Incorrect ITD detection when running DFT stereo on binaural audio items generated with the pre-renderer tool
Basic info
- Commit SHA: 47d5fc30
- Platform: Linux/Windows
Bug description
When combining clean mono speakers in a HOA3 scene and rendering them to BINAURAL output using the pre-renderer tool, the ITD estimation module based on the GCC-PHAT function inside DFT stereo fails to detect the correct ITD.
Ways to reproduce
The binaural audio items are generated with the pre-renderer tool as follow:
python -m pyaudio3dtools.audio3dtools -b -i prerenderer_config.txt -s 48000 -f META -o output.wav -F HOA3
Here's the prerenderer_config.txt. The input file contains two clean speech objects (ISMs), each at its own position. After pre-rendering the output file should be named out_BINAURAL.wav.
The IVAS codec is then run on output_BINAURAL.wav with:
./IVAS_cod.exe -dtx -max_band SWB -stereo 24400 48 output_BINAURAL.wav bitstream
The GCC-PHAT function is automatically extracted with DEBUG_DFT_STEREO ON and it can be found in res/gcc_phat. The ITD can be found in res/itd.

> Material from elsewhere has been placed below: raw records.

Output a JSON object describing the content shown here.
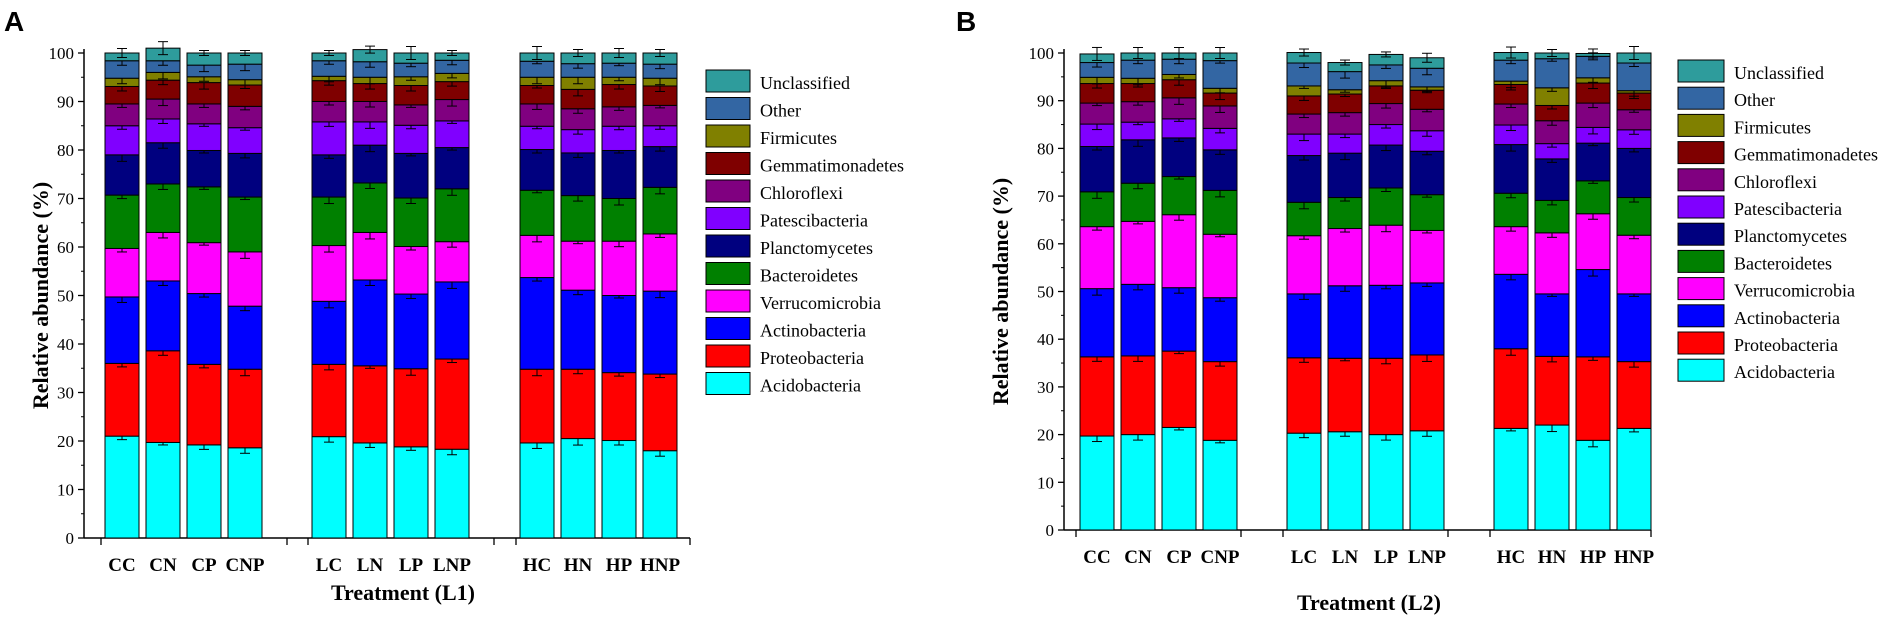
{
  "colors": {
    "Acidobacteria": "#00FFFF",
    "Proteobacteria": "#FF0000",
    "Actinobacteria": "#0000FF",
    "Verrucomicrobia": "#FF00FF",
    "Bacteroidetes": "#008000",
    "Planctomycetes": "#00007F",
    "Patescibacteria": "#8000FF",
    "Chloroflexi": "#800080",
    "Gemmatimonadetes": "#7F0000",
    "Firmicutes": "#808000",
    "Other": "#3366A3",
    "Unclassified": "#2E9C9C"
  },
  "chart_data": [
    {
      "panel_label": "A",
      "type": "bar",
      "stacked": true,
      "title": "",
      "xlabel": "Treatment (L1)",
      "ylabel": "Relative abundance (%)",
      "ylim": [
        0,
        100
      ],
      "yticks": [
        "0",
        "10",
        "20",
        "30",
        "40",
        "50",
        "60",
        "70",
        "80",
        "90",
        "100"
      ],
      "categories": [
        "CC",
        "CN",
        "CP",
        "CNP",
        "LC",
        "LN",
        "LP",
        "LNP",
        "HC",
        "HN",
        "HP",
        "HNP"
      ],
      "groups": [
        [
          0,
          1,
          2,
          3
        ],
        [
          4,
          5,
          6,
          7
        ],
        [
          8,
          9,
          10,
          11
        ]
      ],
      "legend": [
        "Unclassified",
        "Other",
        "Firmicutes",
        "Gemmatimonadetes",
        "Chloroflexi",
        "Patescibacteria",
        "Planctomycetes",
        "Bacteroidetes",
        "Verrucomicrobia",
        "Actinobacteria",
        "Proteobacteria",
        "Acidobacteria"
      ],
      "series": [
        {
          "name": "Acidobacteria",
          "values": [
            21,
            19.7,
            19.2,
            18.6,
            20.9,
            19.6,
            18.8,
            18.3,
            19.6,
            20.5,
            20.1,
            18
          ]
        },
        {
          "name": "Proteobacteria",
          "values": [
            15,
            18.9,
            16.6,
            16.2,
            14.9,
            15.9,
            16.1,
            18.6,
            15.2,
            14.3,
            14,
            15.8
          ]
        },
        {
          "name": "Actinobacteria",
          "values": [
            13.7,
            14.4,
            14.6,
            13,
            13,
            17.7,
            15.4,
            15.9,
            18.9,
            16.3,
            15.9,
            17.1
          ]
        },
        {
          "name": "Verrucomicrobia",
          "values": [
            10,
            10,
            10.5,
            11.2,
            11.5,
            9.8,
            9.8,
            8.3,
            8.7,
            10.1,
            11.2,
            11.8
          ]
        },
        {
          "name": "Bacteroidetes",
          "values": [
            11,
            10,
            11.5,
            11.3,
            10,
            10.2,
            10,
            10.9,
            9.3,
            9.4,
            8.8,
            9.6
          ]
        },
        {
          "name": "Planctomycetes",
          "values": [
            8.3,
            8.5,
            7.5,
            9,
            8.7,
            7.8,
            9.2,
            8.5,
            8.4,
            8.8,
            9.9,
            8.4
          ]
        },
        {
          "name": "Patescibacteria",
          "values": [
            6,
            4.9,
            5.5,
            5.3,
            6.8,
            4.8,
            5.8,
            5.5,
            4.8,
            4.8,
            5,
            4.3
          ]
        },
        {
          "name": "Chloroflexi",
          "values": [
            4.5,
            4.1,
            4.1,
            4.4,
            4.2,
            4.2,
            4.2,
            4.4,
            4.6,
            4.3,
            4,
            4.2
          ]
        },
        {
          "name": "Gemmatimonadetes",
          "values": [
            3.6,
            3.9,
            4.4,
            4.4,
            4.3,
            3.7,
            4,
            3.7,
            3.8,
            4,
            4.6,
            4
          ]
        },
        {
          "name": "Firmicutes",
          "values": [
            1.7,
            1.6,
            1.2,
            1.1,
            0.9,
            1.3,
            1.8,
            1.7,
            1.7,
            2.5,
            1.5,
            1.6
          ]
        },
        {
          "name": "Other",
          "values": [
            3.6,
            2.4,
            2.4,
            3.2,
            3.2,
            3.2,
            2.8,
            2.7,
            3.3,
            2.8,
            2.9,
            2.9
          ]
        },
        {
          "name": "Unclassified",
          "values": [
            1.6,
            2.6,
            2.5,
            2.3,
            1.6,
            2.5,
            2.1,
            1.5,
            1.7,
            2.2,
            2.1,
            2.3
          ]
        }
      ]
    },
    {
      "panel_label": "B",
      "type": "bar",
      "stacked": true,
      "title": "",
      "xlabel": "Treatment (L2)",
      "ylabel": "Relative abundance (%)",
      "ylim": [
        0,
        100
      ],
      "yticks": [
        "0",
        "10",
        "20",
        "30",
        "40",
        "50",
        "60",
        "70",
        "80",
        "90",
        "100"
      ],
      "categories": [
        "CC",
        "CN",
        "CP",
        "CNP",
        "LC",
        "LN",
        "LP",
        "LNP",
        "HC",
        "HN",
        "HP",
        "HNP"
      ],
      "groups": [
        [
          0,
          1,
          2,
          3
        ],
        [
          4,
          5,
          6,
          7
        ],
        [
          8,
          9,
          10,
          11
        ]
      ],
      "legend": [
        "Unclassified",
        "Other",
        "Firmicutes",
        "Gemmatimonadetes",
        "Chloroflexi",
        "Patescibacteria",
        "Planctomycetes",
        "Bacteroidetes",
        "Verrucomicrobia",
        "Actinobacteria",
        "Proteobacteria",
        "Acidobacteria"
      ],
      "series": [
        {
          "name": "Acidobacteria",
          "values": [
            19.7,
            20,
            21.5,
            18.8,
            20.3,
            20.6,
            20,
            20.8,
            21.3,
            22,
            18.8,
            21.3
          ]
        },
        {
          "name": "Proteobacteria",
          "values": [
            16.6,
            16.5,
            16,
            16.5,
            15.8,
            15.4,
            16,
            15.9,
            16.7,
            14.4,
            17.5,
            14
          ]
        },
        {
          "name": "Actinobacteria",
          "values": [
            14.3,
            15,
            13.3,
            13.4,
            13.4,
            15.2,
            15.3,
            15.1,
            15.6,
            13.1,
            18.3,
            14.2
          ]
        },
        {
          "name": "Verrucomicrobia",
          "values": [
            13,
            13.2,
            15.3,
            13.3,
            12.2,
            12,
            12.6,
            11,
            10,
            12.8,
            11.7,
            12.3
          ]
        },
        {
          "name": "Bacteroidetes",
          "values": [
            7.3,
            8,
            8,
            9.2,
            7,
            6.5,
            7.8,
            7.5,
            7,
            6.8,
            6.9,
            7.9
          ]
        },
        {
          "name": "Planctomycetes",
          "values": [
            9.5,
            9.1,
            8.1,
            8.5,
            9.8,
            9.3,
            9,
            9.1,
            10.2,
            8.7,
            7.9,
            10.3
          ]
        },
        {
          "name": "Patescibacteria",
          "values": [
            4.7,
            3.7,
            4,
            4.5,
            4.5,
            4,
            4.3,
            4.3,
            4.1,
            3.2,
            3.3,
            3.9
          ]
        },
        {
          "name": "Chloroflexi",
          "values": [
            4.4,
            4.3,
            4.4,
            4.7,
            4.2,
            4.5,
            4.4,
            4.5,
            4.4,
            4.8,
            5.1,
            4.2
          ]
        },
        {
          "name": "Gemmatimonadetes",
          "values": [
            4.1,
            3.8,
            3.8,
            2.7,
            3.8,
            3.9,
            3.7,
            4,
            4.1,
            3.2,
            4.2,
            3.5
          ]
        },
        {
          "name": "Firmicutes",
          "values": [
            1.3,
            1.1,
            1.1,
            1,
            2.1,
            0.9,
            1.1,
            0.7,
            0.7,
            3.7,
            1.1,
            0.5
          ]
        },
        {
          "name": "Other",
          "values": [
            3.1,
            3.8,
            3.2,
            5.8,
            4.8,
            3.8,
            3.3,
            3.9,
            4.4,
            6.1,
            4.5,
            5.8
          ]
        },
        {
          "name": "Unclassified",
          "values": [
            1.8,
            1.5,
            1.3,
            1.6,
            2.2,
            1.9,
            2.2,
            2.2,
            1.6,
            1.2,
            0.6,
            2.1
          ]
        }
      ]
    }
  ]
}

The two mono speakers are non-overlaping, located at -80° and 90° in the horizontal place, respectively. Therefore, they both have a non-zero ITD. However, the GCC-PHAT function contains a strong peak in every frame corresponding to ITD=0 which is wrong. As a consequence, there is a strong spatial degradation after the decoding. See the graph below (legend: left channel, right channel, GCC-PHAT):
It's unclear whether the problem is in the GCC-PHAT routine or in the pre-renderer.